Curried Chickpea Soup

Utensils: Pot for cooking, blender
Prep. Time:
10 minutes if using canned, overnight soaking if using dried
Cooking Time:
10 minutes if canned; 25 minutes if dried and soaked first
Categories: Vegan,  GF, NSA (no sugar added)


two cups cooked chick peas (If soaking dried bean, they will double in size)
3-5 cups water or soup stock (if using canned, the water amounts may differ. I used dried)
curry powder to taste
dill, parsley or other herb to garnish

1. If using dried bean, rinse and soak overnight in more than enough water to cover. Drain the next day and place in freezer for one hour for faster cooking.

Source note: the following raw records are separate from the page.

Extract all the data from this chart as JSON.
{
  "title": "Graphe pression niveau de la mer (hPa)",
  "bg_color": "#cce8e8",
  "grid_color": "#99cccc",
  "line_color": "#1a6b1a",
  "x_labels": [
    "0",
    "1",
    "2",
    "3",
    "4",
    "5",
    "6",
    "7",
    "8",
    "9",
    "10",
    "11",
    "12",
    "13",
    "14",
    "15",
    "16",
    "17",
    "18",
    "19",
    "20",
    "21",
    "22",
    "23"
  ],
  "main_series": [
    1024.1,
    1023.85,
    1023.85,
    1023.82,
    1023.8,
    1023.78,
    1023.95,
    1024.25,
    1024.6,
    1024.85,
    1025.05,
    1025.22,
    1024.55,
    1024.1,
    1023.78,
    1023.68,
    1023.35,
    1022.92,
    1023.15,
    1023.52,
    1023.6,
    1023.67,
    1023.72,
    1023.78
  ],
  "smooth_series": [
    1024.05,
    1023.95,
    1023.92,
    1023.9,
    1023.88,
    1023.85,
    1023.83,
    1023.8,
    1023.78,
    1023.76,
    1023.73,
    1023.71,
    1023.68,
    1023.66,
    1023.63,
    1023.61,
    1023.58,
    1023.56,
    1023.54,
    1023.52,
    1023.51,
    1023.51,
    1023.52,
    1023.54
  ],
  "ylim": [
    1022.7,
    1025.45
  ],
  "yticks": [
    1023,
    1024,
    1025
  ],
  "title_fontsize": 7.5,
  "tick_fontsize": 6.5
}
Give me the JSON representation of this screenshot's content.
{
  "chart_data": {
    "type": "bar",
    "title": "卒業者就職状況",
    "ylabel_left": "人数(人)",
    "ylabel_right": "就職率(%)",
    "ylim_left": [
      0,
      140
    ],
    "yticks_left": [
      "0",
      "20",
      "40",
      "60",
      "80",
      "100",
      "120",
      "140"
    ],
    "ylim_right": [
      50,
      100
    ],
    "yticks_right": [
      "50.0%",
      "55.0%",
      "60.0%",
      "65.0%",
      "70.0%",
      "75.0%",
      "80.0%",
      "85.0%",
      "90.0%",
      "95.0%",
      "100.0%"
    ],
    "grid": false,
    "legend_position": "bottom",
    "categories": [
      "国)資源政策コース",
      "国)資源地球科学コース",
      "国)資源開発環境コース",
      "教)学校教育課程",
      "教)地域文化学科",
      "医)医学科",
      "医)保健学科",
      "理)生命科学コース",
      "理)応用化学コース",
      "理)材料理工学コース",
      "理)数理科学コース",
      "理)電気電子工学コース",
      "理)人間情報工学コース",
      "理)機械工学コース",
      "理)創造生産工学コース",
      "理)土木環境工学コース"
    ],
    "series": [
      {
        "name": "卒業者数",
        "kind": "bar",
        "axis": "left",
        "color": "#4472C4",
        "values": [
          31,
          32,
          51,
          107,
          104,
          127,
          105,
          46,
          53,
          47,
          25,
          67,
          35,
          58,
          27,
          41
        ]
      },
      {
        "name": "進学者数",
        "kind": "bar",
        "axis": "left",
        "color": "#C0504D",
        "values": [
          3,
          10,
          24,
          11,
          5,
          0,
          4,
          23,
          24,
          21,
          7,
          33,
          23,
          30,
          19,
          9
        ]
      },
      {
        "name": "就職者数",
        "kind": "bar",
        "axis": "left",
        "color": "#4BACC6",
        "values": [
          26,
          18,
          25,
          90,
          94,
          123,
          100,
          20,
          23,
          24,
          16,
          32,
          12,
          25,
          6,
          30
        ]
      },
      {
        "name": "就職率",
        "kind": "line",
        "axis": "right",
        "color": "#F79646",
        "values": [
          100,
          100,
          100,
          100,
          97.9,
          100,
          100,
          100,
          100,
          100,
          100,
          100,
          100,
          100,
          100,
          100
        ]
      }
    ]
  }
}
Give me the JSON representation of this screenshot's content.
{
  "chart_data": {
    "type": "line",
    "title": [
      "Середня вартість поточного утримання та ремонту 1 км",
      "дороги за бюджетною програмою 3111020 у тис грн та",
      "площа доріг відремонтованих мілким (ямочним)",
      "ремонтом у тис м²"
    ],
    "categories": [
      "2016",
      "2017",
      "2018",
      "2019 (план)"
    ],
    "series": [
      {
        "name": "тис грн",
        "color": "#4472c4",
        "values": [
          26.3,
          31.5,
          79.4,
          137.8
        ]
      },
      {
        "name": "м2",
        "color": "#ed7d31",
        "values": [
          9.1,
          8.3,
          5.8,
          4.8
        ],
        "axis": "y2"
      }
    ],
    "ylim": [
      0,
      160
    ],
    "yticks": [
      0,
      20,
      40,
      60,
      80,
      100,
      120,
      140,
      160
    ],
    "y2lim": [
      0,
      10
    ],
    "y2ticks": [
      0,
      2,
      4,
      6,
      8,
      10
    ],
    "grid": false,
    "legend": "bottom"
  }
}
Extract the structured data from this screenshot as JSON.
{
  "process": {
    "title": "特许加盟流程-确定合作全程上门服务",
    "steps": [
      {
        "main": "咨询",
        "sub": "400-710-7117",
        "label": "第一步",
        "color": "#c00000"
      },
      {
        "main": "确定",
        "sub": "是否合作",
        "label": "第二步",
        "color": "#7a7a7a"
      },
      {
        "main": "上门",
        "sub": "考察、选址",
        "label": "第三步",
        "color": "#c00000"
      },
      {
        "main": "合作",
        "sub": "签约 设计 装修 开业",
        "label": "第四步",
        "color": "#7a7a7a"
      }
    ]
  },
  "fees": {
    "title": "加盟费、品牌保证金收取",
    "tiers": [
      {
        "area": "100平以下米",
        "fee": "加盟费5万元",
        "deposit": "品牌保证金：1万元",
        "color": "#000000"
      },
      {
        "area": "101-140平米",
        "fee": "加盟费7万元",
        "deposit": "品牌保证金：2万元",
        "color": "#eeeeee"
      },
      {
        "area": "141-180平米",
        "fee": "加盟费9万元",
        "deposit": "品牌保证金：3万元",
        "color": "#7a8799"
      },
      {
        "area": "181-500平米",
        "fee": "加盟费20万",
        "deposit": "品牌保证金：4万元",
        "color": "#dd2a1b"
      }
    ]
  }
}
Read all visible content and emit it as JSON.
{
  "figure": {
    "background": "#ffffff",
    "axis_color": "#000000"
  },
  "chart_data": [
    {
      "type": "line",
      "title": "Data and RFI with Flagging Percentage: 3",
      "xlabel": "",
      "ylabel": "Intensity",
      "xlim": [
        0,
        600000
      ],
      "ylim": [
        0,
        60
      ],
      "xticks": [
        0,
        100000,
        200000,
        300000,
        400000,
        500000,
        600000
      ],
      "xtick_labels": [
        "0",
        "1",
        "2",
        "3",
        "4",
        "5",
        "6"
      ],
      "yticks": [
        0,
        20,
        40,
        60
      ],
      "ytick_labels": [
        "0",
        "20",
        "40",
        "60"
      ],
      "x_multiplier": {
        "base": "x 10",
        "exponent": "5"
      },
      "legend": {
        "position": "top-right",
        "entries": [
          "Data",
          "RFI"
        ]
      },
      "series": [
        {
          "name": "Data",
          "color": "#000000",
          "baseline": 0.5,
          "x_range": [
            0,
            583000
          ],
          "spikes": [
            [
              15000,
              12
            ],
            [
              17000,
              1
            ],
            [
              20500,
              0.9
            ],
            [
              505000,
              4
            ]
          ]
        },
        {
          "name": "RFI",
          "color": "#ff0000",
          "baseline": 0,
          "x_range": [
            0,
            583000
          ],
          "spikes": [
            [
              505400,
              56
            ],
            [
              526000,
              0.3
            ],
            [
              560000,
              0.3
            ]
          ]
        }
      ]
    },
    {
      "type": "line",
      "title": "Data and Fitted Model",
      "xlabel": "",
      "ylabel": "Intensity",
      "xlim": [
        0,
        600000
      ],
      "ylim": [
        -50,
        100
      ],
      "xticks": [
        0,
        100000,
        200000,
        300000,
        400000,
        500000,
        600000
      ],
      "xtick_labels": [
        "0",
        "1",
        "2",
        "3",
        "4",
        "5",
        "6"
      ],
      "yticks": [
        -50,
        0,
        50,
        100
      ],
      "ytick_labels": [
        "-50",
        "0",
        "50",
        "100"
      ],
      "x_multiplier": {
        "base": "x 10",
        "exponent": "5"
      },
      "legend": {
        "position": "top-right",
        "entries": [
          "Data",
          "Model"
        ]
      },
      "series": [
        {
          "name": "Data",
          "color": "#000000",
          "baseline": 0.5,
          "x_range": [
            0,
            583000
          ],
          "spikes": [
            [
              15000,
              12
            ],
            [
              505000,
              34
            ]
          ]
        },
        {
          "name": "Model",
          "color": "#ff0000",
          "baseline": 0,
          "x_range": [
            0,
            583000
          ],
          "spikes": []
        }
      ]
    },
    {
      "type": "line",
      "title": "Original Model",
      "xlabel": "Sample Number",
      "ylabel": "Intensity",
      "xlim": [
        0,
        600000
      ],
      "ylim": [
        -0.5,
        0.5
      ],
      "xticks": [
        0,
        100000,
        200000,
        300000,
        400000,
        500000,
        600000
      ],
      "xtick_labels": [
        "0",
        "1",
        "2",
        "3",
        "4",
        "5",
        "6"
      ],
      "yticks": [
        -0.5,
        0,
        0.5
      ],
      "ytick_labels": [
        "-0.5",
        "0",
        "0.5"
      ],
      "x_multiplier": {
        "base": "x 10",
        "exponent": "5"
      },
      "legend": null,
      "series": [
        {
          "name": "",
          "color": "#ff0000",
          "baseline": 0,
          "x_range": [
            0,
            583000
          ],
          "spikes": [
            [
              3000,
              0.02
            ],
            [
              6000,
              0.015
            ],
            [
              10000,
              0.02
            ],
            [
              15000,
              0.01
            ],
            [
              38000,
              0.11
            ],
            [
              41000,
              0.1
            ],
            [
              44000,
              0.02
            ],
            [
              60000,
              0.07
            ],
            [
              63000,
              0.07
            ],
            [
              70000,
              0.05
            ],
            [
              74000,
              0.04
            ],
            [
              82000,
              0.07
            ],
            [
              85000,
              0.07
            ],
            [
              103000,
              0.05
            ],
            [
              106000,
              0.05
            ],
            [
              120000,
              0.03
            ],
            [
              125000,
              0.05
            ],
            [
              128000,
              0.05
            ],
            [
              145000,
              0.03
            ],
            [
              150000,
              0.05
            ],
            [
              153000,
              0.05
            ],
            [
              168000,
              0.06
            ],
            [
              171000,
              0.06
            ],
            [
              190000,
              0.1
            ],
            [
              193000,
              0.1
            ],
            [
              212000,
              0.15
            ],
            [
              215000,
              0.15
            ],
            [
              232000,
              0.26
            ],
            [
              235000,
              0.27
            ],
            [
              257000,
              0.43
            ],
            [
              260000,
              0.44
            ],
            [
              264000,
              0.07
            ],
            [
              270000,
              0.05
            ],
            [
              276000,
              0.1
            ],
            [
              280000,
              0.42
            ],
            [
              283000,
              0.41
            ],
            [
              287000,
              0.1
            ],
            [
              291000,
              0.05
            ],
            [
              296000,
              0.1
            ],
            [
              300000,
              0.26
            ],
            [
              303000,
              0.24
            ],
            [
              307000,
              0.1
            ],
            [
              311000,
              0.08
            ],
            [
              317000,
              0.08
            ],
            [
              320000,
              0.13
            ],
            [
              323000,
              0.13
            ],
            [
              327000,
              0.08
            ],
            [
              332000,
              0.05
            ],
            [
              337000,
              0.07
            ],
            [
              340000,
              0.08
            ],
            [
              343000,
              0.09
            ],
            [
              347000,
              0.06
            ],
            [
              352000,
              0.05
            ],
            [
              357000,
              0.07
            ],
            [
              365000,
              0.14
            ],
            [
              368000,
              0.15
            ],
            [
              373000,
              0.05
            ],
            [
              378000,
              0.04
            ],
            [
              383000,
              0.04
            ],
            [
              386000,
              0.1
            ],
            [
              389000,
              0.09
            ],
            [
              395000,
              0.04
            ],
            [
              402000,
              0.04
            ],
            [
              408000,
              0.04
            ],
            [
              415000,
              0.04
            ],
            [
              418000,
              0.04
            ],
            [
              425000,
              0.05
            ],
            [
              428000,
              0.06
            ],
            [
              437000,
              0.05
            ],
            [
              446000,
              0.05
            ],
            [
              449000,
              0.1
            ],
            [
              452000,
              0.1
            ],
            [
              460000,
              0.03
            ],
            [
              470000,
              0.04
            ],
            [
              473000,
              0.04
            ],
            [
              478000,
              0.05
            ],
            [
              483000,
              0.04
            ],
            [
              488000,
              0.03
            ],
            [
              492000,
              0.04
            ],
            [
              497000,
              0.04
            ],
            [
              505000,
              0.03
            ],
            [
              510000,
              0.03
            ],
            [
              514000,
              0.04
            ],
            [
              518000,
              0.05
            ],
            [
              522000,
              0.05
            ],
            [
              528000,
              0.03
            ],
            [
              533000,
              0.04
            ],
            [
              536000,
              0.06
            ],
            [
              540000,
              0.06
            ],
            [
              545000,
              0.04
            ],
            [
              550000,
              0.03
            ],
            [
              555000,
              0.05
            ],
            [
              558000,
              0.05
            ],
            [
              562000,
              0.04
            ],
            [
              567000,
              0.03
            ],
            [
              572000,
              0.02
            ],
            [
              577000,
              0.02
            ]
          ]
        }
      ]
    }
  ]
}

Then cook in 4-5 cups water or stock til tender (about 25 minutes if frozen, 35 if not frozen. Freezing breaks down the cells to hasten cooking time.)

2. If using canned beans, add to blender with about 2 cups water or stock and puree til smooth. Add curry powder to taste and blend again. If too thick, add more liquid to desired consistency.

3. Garnish with fresh dill or parsley and serve hot.

Variations: Use other bean of choice. Use different seasonings, such as Italian blend, Mexican blend, or just some natural tamari soy sauce.